FREIBURG, Germany, May 23, 2022 — Researchers from the Fraunhofer Institute for Physical Measurement Techniques (Fraunhofer IPM) have developed a fluorescence measurement technology capable of quantitative measurements with a high local resolution. The team is receiving the Joseph von Fraunhofer Prize in recognition of the achievement. Previous fluorescence-based techniques have been viewed as a way to get estimates on quantitative measurement processes, rather than reliable measurements.


Fluorescence measurement technology developed by a team at the Fraunhofer Institute for Physical Measurement Techniques (Fraunhofer IPM) is precise and inline-capable. The solution enables inspectors to check complex 3D components, for example, for contamination in production cycles that last only seconds. Courtesy of Piotr Banczerowski/ Fraunhofer.


“We have succeeded in taking an imprecise process and developing it into a robust and extremely fast precision measurement method,” said Albrecht Brandenburg of Fraunhofer IPM.

The technology is fast enough to be inline-capable, the team said. “Complex 3D components can now be checked for contamination in production cycles mere seconds long — with 100% accuracy,” Brandenburg said.

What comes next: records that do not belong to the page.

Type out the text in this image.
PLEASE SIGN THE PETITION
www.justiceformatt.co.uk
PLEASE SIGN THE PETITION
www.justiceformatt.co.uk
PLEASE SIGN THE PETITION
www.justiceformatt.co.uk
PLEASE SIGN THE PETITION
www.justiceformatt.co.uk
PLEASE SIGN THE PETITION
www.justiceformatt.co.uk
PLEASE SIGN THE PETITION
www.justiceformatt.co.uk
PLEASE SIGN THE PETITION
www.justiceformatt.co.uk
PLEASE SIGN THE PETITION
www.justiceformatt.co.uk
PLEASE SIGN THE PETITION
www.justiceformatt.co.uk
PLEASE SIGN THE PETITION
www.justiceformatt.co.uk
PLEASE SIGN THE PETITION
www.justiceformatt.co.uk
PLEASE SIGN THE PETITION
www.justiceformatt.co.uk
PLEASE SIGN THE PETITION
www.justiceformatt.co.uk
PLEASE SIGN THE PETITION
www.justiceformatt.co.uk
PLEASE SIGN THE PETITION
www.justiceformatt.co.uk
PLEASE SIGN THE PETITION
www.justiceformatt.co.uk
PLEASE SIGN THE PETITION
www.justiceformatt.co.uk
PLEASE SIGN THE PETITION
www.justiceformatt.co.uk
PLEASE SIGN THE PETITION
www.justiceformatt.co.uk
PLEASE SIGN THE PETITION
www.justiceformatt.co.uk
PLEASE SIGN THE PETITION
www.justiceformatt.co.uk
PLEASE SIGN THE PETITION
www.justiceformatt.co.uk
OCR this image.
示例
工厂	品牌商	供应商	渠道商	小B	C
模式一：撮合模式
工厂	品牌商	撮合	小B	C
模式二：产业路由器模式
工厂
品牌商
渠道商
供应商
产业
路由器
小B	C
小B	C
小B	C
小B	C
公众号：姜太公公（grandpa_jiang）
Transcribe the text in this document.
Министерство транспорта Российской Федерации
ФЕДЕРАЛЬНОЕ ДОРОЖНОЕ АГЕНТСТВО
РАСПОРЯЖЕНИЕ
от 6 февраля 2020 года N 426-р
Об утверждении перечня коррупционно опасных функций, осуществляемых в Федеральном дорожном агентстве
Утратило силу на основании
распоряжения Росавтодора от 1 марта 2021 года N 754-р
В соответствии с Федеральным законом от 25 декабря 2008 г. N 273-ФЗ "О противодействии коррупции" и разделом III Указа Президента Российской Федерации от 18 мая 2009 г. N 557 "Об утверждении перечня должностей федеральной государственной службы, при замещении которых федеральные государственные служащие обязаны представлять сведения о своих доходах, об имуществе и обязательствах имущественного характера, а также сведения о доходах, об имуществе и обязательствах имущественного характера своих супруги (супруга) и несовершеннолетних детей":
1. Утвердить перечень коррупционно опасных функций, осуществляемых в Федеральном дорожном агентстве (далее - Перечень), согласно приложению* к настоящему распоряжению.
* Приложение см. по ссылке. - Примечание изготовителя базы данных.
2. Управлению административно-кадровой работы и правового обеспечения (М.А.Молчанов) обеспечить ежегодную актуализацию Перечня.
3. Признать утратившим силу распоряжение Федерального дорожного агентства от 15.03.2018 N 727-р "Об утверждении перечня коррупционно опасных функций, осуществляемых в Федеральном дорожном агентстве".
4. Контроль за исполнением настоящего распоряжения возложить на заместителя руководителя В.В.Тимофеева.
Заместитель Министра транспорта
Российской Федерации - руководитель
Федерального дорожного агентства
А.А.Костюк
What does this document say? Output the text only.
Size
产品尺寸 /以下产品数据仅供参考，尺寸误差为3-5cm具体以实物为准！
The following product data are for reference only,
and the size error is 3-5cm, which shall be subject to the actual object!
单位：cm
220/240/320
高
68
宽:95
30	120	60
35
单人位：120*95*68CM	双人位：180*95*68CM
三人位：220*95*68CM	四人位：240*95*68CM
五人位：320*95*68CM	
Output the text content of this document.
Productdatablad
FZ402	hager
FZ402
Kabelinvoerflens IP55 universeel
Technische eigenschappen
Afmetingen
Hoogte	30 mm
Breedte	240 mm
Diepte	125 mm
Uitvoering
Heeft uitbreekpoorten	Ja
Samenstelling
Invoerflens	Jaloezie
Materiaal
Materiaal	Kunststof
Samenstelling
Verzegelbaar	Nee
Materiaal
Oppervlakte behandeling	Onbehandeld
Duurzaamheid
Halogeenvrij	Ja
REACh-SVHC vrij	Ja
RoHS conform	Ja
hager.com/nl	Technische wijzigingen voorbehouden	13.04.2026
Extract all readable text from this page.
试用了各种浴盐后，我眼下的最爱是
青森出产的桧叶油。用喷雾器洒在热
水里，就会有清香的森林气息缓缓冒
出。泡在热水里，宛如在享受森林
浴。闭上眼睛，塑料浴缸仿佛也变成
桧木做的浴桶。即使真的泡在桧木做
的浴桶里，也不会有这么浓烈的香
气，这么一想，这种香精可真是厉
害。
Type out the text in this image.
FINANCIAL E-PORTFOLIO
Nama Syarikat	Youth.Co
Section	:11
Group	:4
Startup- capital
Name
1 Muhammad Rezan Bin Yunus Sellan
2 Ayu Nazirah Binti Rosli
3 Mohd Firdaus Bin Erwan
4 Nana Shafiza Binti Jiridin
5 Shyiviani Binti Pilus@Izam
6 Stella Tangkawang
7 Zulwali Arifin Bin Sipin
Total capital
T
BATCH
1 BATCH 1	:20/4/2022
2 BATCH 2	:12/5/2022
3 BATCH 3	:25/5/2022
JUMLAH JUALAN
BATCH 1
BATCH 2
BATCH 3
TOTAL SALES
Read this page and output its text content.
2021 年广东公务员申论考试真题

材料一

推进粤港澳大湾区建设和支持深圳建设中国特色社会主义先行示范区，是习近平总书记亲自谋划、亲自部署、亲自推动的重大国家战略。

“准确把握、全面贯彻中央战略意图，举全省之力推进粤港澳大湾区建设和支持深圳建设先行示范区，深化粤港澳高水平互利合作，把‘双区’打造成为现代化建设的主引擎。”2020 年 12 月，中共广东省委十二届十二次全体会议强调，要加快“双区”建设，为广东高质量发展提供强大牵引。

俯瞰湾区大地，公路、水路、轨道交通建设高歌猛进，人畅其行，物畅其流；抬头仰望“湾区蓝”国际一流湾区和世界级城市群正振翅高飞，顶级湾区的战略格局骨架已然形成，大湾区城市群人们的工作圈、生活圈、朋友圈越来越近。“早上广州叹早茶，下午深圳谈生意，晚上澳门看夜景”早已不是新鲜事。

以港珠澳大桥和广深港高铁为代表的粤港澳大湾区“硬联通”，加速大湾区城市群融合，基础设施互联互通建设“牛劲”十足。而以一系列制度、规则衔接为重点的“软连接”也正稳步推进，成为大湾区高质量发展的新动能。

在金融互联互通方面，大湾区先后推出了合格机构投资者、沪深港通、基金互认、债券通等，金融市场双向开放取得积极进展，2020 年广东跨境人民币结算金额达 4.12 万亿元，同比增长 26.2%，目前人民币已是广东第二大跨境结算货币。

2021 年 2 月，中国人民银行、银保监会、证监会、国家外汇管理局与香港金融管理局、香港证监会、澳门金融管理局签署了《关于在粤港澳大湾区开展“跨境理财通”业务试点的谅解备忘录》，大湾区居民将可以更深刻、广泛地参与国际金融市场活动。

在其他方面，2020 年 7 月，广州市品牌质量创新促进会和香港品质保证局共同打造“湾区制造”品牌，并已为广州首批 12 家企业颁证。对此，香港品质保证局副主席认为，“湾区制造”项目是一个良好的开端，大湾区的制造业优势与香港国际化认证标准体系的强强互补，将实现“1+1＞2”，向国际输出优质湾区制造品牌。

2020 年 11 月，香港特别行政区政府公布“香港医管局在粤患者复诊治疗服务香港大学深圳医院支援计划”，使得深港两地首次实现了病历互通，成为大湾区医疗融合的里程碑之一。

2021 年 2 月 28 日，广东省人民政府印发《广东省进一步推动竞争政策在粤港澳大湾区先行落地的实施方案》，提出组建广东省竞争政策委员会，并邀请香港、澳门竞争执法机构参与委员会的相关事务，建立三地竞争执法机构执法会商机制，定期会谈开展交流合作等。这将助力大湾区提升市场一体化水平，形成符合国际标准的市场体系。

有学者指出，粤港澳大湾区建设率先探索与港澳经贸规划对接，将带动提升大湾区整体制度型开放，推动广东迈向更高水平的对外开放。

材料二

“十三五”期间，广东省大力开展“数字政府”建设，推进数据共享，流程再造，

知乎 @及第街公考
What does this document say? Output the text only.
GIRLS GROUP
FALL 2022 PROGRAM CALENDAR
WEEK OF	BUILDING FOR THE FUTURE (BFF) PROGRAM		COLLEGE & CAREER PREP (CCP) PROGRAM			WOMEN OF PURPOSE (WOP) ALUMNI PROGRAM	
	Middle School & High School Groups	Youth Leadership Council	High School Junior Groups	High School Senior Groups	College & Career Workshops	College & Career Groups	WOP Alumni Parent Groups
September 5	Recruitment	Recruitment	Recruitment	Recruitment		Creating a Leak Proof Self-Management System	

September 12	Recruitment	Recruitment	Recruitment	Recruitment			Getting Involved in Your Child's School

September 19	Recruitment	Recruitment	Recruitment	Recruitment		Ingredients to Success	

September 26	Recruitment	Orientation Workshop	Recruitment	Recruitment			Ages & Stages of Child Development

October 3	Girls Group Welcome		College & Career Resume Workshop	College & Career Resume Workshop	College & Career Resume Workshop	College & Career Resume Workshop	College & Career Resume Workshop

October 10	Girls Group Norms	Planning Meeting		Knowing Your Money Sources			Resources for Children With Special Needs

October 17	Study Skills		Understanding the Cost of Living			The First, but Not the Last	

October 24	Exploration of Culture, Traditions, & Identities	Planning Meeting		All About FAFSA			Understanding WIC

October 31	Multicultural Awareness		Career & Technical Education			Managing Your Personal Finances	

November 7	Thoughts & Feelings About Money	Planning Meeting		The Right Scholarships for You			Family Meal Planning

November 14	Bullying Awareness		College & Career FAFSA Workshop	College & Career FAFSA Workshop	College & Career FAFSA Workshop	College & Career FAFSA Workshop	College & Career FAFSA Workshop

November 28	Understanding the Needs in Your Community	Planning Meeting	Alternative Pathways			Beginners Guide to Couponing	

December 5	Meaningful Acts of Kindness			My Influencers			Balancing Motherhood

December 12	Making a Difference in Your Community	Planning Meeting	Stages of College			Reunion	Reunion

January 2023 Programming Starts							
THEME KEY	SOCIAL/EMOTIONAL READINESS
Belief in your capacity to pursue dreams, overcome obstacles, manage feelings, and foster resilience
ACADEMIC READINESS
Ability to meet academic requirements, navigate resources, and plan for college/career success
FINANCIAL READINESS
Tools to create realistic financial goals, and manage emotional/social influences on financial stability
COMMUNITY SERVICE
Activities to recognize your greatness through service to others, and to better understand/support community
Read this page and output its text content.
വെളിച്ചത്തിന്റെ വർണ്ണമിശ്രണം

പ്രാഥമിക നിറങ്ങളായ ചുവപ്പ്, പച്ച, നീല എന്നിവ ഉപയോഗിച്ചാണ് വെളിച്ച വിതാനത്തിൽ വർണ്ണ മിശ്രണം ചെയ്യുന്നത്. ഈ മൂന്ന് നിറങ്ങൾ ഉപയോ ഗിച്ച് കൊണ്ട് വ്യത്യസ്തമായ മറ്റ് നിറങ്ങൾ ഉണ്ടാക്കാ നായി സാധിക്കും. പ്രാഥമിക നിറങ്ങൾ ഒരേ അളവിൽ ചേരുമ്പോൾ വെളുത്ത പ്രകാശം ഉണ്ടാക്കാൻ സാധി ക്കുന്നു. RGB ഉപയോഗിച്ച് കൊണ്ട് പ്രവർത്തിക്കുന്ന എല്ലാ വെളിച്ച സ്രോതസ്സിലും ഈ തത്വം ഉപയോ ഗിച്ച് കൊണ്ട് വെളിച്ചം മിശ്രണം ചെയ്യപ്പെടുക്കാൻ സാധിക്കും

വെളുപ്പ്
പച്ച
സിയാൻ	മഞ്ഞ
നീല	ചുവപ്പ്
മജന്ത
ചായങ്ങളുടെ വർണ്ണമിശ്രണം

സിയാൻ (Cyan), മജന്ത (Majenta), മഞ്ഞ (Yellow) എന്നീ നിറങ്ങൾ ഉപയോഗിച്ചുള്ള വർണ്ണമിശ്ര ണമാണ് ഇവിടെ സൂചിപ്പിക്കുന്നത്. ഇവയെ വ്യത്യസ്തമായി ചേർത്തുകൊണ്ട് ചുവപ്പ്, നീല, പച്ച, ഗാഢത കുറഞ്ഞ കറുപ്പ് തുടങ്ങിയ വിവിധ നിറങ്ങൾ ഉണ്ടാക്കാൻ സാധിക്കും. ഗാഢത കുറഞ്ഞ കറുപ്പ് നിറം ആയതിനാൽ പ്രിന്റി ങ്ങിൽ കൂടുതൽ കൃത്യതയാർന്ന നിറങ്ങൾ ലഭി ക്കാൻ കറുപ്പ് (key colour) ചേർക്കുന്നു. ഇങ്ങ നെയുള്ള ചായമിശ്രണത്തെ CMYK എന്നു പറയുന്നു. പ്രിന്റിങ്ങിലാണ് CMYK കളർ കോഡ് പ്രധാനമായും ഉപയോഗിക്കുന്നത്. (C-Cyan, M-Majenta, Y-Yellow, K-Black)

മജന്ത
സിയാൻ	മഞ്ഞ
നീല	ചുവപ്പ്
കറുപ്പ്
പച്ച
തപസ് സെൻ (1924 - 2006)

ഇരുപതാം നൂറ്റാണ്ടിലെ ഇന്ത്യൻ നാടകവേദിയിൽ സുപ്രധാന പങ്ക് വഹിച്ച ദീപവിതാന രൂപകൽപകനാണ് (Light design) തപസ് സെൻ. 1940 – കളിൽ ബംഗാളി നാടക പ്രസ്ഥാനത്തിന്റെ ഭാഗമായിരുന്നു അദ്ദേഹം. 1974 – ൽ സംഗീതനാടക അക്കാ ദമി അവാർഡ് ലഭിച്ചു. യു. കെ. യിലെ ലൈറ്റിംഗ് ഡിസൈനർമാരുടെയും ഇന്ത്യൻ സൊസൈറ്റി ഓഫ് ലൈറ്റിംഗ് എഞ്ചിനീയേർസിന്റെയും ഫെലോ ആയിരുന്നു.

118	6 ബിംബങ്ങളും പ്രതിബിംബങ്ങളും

Brandenburg proposed the idea to use imaging fluorescence measurement technology to carry out checks on components — especially to detect contamination with oil or dirt. This information is particularly important in cases where safety is paramount, such as the bonding of vehicle parts.

To carry out the measurement, a shortwave violet laser beam scans the component’s surface and causes organic contaminants to give off longwave light. This fluorescent light is captured by a laser scanner, converted into quantitative measurements, and pieced together into an image. The process works for meter-long metal sheets as well as for small electronic components.

Winners of the Joseph von Fraunhofer Prize for their new precision measurement method, boasting extreme speed and high robustness: Dr. Alexander Blättermann (left) and Dr. Albrecht Brandenburg. Courtesy of Piotr Banczerowski, Fraunhofer.


Winners of the Joseph von Fraunhofer Prize for their new precision measurement method that features extreme speed and high robustness: Alexander Blättermann (left) and Albrecht Brandenburg. Courtesy of Piotr Banczerowski/Fraunhofer.


“The performance data are spectacular: We are able to measure 40 million points per second, allowing us to show contamination of 1 mg/m2. From 10 mg and upward, we can take quantitative measurements,” said Blättermann, who developed the inline system and put it into operation. “The F-scanner makes fluorescence measurement technology a viable option for quality control and process control.”

Since 2015, the team led by Brandenburg and Blättermann has raised around €3.5 million ($3.7 million) in industrial contracts from 20 customers in five countries.